Weekly News Roundup – February 3, 2012

from Wildlife Promise

Want to know what National Wildlife Federation was up to this week? Here is a recap of the week’s NWF news:

Obama Administration Hits the Accelerator for Responsible Offshore Wind Development

February 2 – The Bureau of Ocean Energy Management (BOEM), the agency responsible for permitting offshore wind energy, has hit the accelerator in the pursuit of this massive, domestic clean energy source.

In releasing the Final Environmental Assessment for commercial wind leasing and site assessment activities on the Mid-Atlantic Outer Continental Shelf, BOEM has effectively cut at least two years off the permitting process for offshore wind off the coasts of Delaware, Maryland, New Jersey and Virginia. Once an auction process is completed, it is expected that numerous leases will be issued in 2012, allowing critical data to be collected for the development of construction and operations plans for offshore wind projects in these areas.

Tribes Prepare for Homecoming of Wild Bison from Yellowstone

January 31 – People on the Fort Peck Reservation in northeast Montana are preparing a big welcome-home ceremony for a fellow Plains native whose absence for more than a century has left voids in the ecosystem and cultures it helped shape.

Nearly 70 wild bison from Yellowstone National Park, part of the country’s last, free-ranging herd, will be released onto the reservation, home to the Assiniboine and Sioux tribes.
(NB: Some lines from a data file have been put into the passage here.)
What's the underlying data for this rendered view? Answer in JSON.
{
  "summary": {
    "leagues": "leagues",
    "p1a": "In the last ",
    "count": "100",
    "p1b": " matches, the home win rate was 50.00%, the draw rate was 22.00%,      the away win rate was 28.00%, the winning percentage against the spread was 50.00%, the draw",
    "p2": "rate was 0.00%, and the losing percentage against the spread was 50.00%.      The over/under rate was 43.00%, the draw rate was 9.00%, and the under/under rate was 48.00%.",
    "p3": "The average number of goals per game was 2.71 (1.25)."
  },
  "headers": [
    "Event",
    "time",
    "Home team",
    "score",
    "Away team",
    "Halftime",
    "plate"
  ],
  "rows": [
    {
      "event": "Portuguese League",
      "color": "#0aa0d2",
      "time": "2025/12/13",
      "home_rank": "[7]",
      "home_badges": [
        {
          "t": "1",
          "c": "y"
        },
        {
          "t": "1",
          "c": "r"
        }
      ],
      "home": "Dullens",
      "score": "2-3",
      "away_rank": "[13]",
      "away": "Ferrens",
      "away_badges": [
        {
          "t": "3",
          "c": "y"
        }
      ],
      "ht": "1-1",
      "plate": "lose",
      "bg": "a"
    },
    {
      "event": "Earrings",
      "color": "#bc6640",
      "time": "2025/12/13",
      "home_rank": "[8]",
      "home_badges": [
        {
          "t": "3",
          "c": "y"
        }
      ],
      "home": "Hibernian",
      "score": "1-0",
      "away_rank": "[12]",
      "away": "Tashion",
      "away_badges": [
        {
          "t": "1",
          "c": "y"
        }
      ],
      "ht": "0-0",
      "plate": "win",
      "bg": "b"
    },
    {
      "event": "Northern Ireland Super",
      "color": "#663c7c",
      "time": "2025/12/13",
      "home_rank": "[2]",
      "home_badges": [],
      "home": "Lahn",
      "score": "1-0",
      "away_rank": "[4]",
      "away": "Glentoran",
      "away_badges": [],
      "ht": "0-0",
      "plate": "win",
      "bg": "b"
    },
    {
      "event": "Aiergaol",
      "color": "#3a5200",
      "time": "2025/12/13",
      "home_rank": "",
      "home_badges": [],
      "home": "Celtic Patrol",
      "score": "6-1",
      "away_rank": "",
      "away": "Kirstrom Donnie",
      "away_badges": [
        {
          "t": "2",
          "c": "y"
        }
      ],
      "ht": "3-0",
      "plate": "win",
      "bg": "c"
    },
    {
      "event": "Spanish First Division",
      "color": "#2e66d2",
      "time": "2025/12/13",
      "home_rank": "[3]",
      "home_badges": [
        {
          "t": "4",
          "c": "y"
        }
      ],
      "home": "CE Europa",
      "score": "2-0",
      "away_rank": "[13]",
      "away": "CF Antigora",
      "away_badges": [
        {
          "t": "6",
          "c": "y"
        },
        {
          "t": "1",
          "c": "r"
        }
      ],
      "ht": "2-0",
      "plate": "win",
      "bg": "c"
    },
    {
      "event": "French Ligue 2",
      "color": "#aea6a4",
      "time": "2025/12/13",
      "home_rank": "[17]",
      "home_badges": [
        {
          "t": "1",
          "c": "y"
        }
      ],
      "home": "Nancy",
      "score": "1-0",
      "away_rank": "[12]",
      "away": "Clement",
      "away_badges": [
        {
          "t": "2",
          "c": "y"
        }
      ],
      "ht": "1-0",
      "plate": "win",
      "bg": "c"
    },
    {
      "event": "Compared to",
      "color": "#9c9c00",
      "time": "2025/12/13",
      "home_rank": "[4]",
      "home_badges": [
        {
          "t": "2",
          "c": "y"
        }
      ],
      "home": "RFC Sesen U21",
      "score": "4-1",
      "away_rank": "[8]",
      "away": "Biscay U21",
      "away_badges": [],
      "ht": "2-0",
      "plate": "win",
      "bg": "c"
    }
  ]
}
The release, expected some time in March, will mark the return of the last genetically pure bison to the plains and the reunion of animals and people once seen as inseparable.

Great Lakes–Mississippi River Separation is Possible, Practical and Preventive

January 31 – A much-anticipated study says separating the Great Lakes and Mississippi River basins to prevent the spread of Asian carp and other invasive species is not only possible, but a natural step toward much-needed action to improve Chicago’s water infrastructure.

Great Lakes environmental groups reacting to the study, released today by the Great Lakes Commission and Great Lakes-St. Lawrence Cities Initiative, commended the authors’ factual analysis concluding that separation is possible and that it must include essential upgrades to sewage, flood control and waterborne transportation while preventing the transfer of invasive species.